Reputation: 17
Let's say there is a table dd:
id (integer) | name (varchar) | ts (date) |
---|---|---|
1 | first | 2021-03-25 |
2 | first | 2021-03-30 |
When I query this table with following:
SELECT *, MAX(ts) OVER (PARTITION BY name ORDER BY ts) max_ts FROM dd;
Then the result is:
id (integer) | name (varchar) | ts (date) | max_ts (date) |
---|---|---|---|
1 | first | 2021-03-25 | 2021-03-25 |
2 | first | 2021-03-30 | 2021-03-30 |
When I add "DESC" to Order By clause:
SELECT *, MAX(ts) OVER (PARTITION BY name ORDER BY ts DESC) max_ts FROM dd;
The result is:
id (integer) | name (varchar) | ts (date) | max_ts (date) |
---|---|---|---|
2 | first | 2021-03-30 | 2021-03-30 |
1 | first | 2021-03-25 | 2021-03-30 |
This time the result is what I expect. Considering that I am partitioning records by name and then getting the max date from them, I expect the max_ts values to be the same (the max one) in both cases, since the order should not really matter when getting the max value from the group. But in fact, in the first case the result contains different max_ts values, not the maximum one.

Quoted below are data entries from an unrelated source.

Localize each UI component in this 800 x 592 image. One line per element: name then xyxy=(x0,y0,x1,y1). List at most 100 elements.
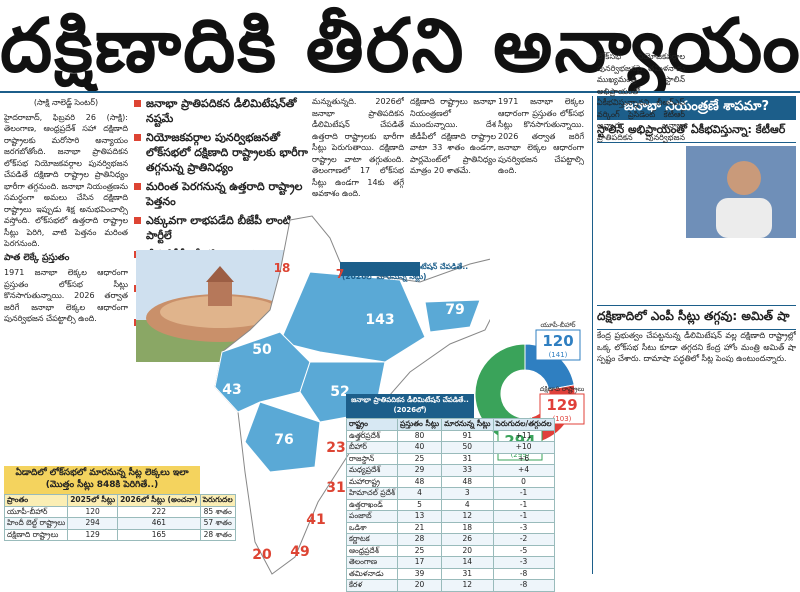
table-title-text: ఏడాదిలో లోక్‌సభలో మారనున్న సీట్ల లెక్కలు… xyxy=(15,468,189,478)
map-value: 52 xyxy=(330,384,350,400)
table-cell: 0 xyxy=(492,475,555,488)
article-column: (సాక్షి నాలెడ్జ్ సెంటర్) హైదరాబాద్, ఫిబ్… xyxy=(4,97,128,459)
map-value: 76 xyxy=(274,432,294,448)
table-cell: 222 xyxy=(117,505,201,518)
pie-previous: (103) xyxy=(553,415,572,423)
table-cell: 120 xyxy=(67,505,119,518)
table-cell: +10 xyxy=(492,441,555,454)
paragraph: మన్నుతున్నది. 2026లో జనాభా ప్రాతిపదికన డ… xyxy=(312,97,404,198)
table-row: రాజస్థాన్ 25 31 +6 xyxy=(345,452,555,465)
header-cell: ప్రాంతం xyxy=(3,494,69,507)
table-cell: 17 xyxy=(397,556,443,569)
table-cell: దక్షిణాది రాష్ట్రాలు xyxy=(3,528,69,541)
table-cell: కేరళ xyxy=(345,579,399,592)
paragraph: 1971 జనాభా లెక్కల ఆధారంగా ప్రస్తుతం లోక్… xyxy=(4,268,128,323)
header-cell: పెరుగుదల/తగ్గుదల xyxy=(492,418,555,431)
table-cell: 48 xyxy=(397,475,443,488)
table-cell: హిమాచల్ ప్రదేశ్ xyxy=(345,487,399,500)
paragraph: 1971 జనాభా లెక్కల ఆధారంగా ప్రస్తుతం లోక్… xyxy=(498,97,584,175)
state-table-box: జనాభా ప్రాతిపదికన డీలిమిటేషన్ చేపడితే.. … xyxy=(345,394,555,592)
table-cell: -2 xyxy=(492,533,555,546)
table-cell: -8 xyxy=(492,579,555,592)
table-cell: 129 xyxy=(67,528,119,541)
sidebar: జనాభా నియంత్రణే శాపమా? స్టాలిన్ అభిప్రాయ… xyxy=(592,52,796,574)
table-cell: 12 xyxy=(441,579,494,592)
rule xyxy=(0,91,800,93)
table-cell: 33 xyxy=(441,464,494,477)
table-cell: 21 xyxy=(397,521,443,534)
india-map xyxy=(214,215,490,575)
table-cell: 25 xyxy=(397,544,443,557)
bullet: ఎక్కువగా లాభపడేది బీజేపీ లాంటి పార్టీలే xyxy=(134,213,310,243)
table-cell: ఆంధ్రప్రదేశ్ xyxy=(345,544,399,557)
table-row: తెలంగాణ 17 14 -3 xyxy=(345,556,555,569)
map-value: 79 xyxy=(445,302,465,318)
table-cell: ఉత్తరాఖండ్ xyxy=(345,498,399,511)
table-cell: -1 xyxy=(492,498,555,511)
sidebar-text2: కేంద్ర ప్రభుత్వం చేపట్టనున్న డీలిమిటేషన్… xyxy=(597,331,796,363)
table-title: జనాభా ప్రాతిపదికన డీలిమిటేషన్ చేపడితే.. … xyxy=(346,394,474,418)
table-cell: 14 xyxy=(441,556,494,569)
table-cell: పంజాబ్ xyxy=(345,510,399,523)
header-row: రాష్ట్రం ప్రస్తుతం సీట్లు మారనున్న సీట్లు ప… xyxy=(345,418,555,431)
table-cell: 40 xyxy=(397,441,443,454)
table-cell: +4 xyxy=(492,464,555,477)
table-cell: 165 xyxy=(117,528,201,541)
table-cell: 4 xyxy=(397,487,443,500)
sidebar-text: లోక్‌సభ నియోజకవర్గాల పునర్విభజనపై తమిళనా… xyxy=(597,52,685,142)
table-cell: 5 xyxy=(397,498,443,511)
sidebar-heading: జనాభా నియంత్రణే శాపమా? xyxy=(597,96,796,120)
header-cell: 2026లో సీట్లు (అంచనా) xyxy=(117,494,201,507)
table-cell: మహారాష్ట్ర xyxy=(345,475,399,488)
sidebar-heading2: దక్షిణాదిలో ఎంపీ సీట్లు తగ్గవు: అమిత్ షా xyxy=(597,305,796,330)
bullet: జనాభా ప్రాతిపదికన డీలిమిటేషన్‌తో నష్టమే xyxy=(134,96,310,126)
bullet: నియోజకవర్గాల పునర్విభజనతో లోక్‌సభలో దక్ష… xyxy=(134,130,310,175)
table-subtitle: (మొత్తం సీట్లు 848కి పెరిగితే..) xyxy=(45,480,159,490)
table-cell: 294 xyxy=(67,517,119,530)
map-value: 31 xyxy=(326,480,346,496)
map-value: 50 xyxy=(252,342,272,358)
table-cell: కర్ణాటక xyxy=(345,533,399,546)
table-cell: హిందీ బెల్ట్ రాష్ట్రాలు xyxy=(3,517,69,530)
table-row: హిందీ బెల్ట్ రాష్ట్రాలు 294 461 57 శాతం xyxy=(3,517,236,530)
table-cell: 48 xyxy=(441,475,494,488)
table-cell: 18 xyxy=(441,521,494,534)
map-title: జనాభా ప్రాతిపదికన డీలిమిటేషన్ చేపడితే.. … xyxy=(342,262,469,281)
table-cell: 91 xyxy=(441,429,494,442)
table-row: పంజాబ్ 13 12 -1 xyxy=(345,510,555,523)
pie-name: దక్షిణాది రాష్ట్రాలు xyxy=(540,385,585,394)
table-cell: 31 xyxy=(441,452,494,465)
label-box xyxy=(535,329,581,361)
bullet: మరింత పెరగనున్న ఉత్తరాది రాష్ట్రాల పెత్త… xyxy=(134,179,310,209)
table-row: కేరళ 20 12 -8 xyxy=(345,579,555,592)
page: దక్షిణాదికి తీరని అన్యాయం! (సాక్షి నాలెడ… xyxy=(0,3,800,592)
table-row: హిమాచల్ ప్రదేశ్ 4 3 -1 xyxy=(345,487,555,500)
header-cell: 2025లో సీట్లు xyxy=(67,494,119,507)
map-value: 41 xyxy=(306,512,326,528)
state-table: రాష్ట్రం ప్రస్తుతం సీట్లు మారనున్న సీట్లు ప… xyxy=(345,418,555,592)
map-value: 143 xyxy=(365,312,395,328)
header-row: ప్రాంతం 2025లో సీట్లు 2026లో సీట్లు (అంచనా… xyxy=(3,494,236,507)
table-cell: 13 xyxy=(397,510,443,523)
table-cell: 28 xyxy=(397,533,443,546)
table-title: ఏడాదిలో లోక్‌సభలో మారనున్న సీట్ల లెక్కలు… xyxy=(4,466,200,494)
pie-previous: (141) xyxy=(549,351,568,359)
article-column: 1971 జనాభా లెక్కల ఆధారంగా ప్రస్తుతం లోక్… xyxy=(498,96,584,214)
table-cell: 80 xyxy=(397,429,443,442)
table-row: యూపీ-బీహార్ 120 222 85 శాతం xyxy=(3,505,236,518)
header-cell: రాష్ట్రం xyxy=(345,418,399,431)
table-row: మహారాష్ట్ర 48 48 0 xyxy=(345,475,555,488)
article-column: మన్నుతున్నది. 2026లో జనాభా ప్రాతిపదికన డ… xyxy=(312,96,404,214)
map-value: 43 xyxy=(222,382,242,398)
table-cell: -1 xyxy=(492,487,555,500)
table-row: మధ్యప్రదేశ్ 29 33 +4 xyxy=(345,464,555,477)
table-cell: +6 xyxy=(492,452,555,465)
map-value: 49 xyxy=(290,544,310,560)
table-cell: 12 xyxy=(441,510,494,523)
map-value: 7 xyxy=(335,267,345,281)
byline: (సాక్షి నాలెడ్జ్ సెంటర్) xyxy=(33,98,99,107)
table-row: ఆంధ్రప్రదేశ్ 25 20 -5 xyxy=(345,544,555,557)
table-cell: 20 xyxy=(441,544,494,557)
header-cell: పెరుగుదల xyxy=(199,494,236,507)
map-value: 18 xyxy=(273,261,291,275)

Why does it work this way? Why does ordering affect the result?
Upvotes: 0
Views: 28
Reputation: 1270723
This syntax:
MAX(ts) OVER (PARTITION BY name ORDER BY ts)
is a cumulative maximum ordered by ts
. The window frame starts with the smallest value of ts
. Each subsequent row is larger -- because the ORDER BY
is the same column as ts
.
This is not interesting; ts
on each row is the cumulative maximum when ordered by ts
.
On the other hand:
MAX(ts) OVER (PARTITION BY name ORDER BY ts DESC)
This is the cumulative maximum in reverse order. So, the first row in the window frame is the maximum ts
. All subsequent rows will be the maximum.
This is not the most efficient way to express this, though. I think this better captures the logic you want:
MAX(ts) OVER (PARTITION BY name)
Upvotes: 1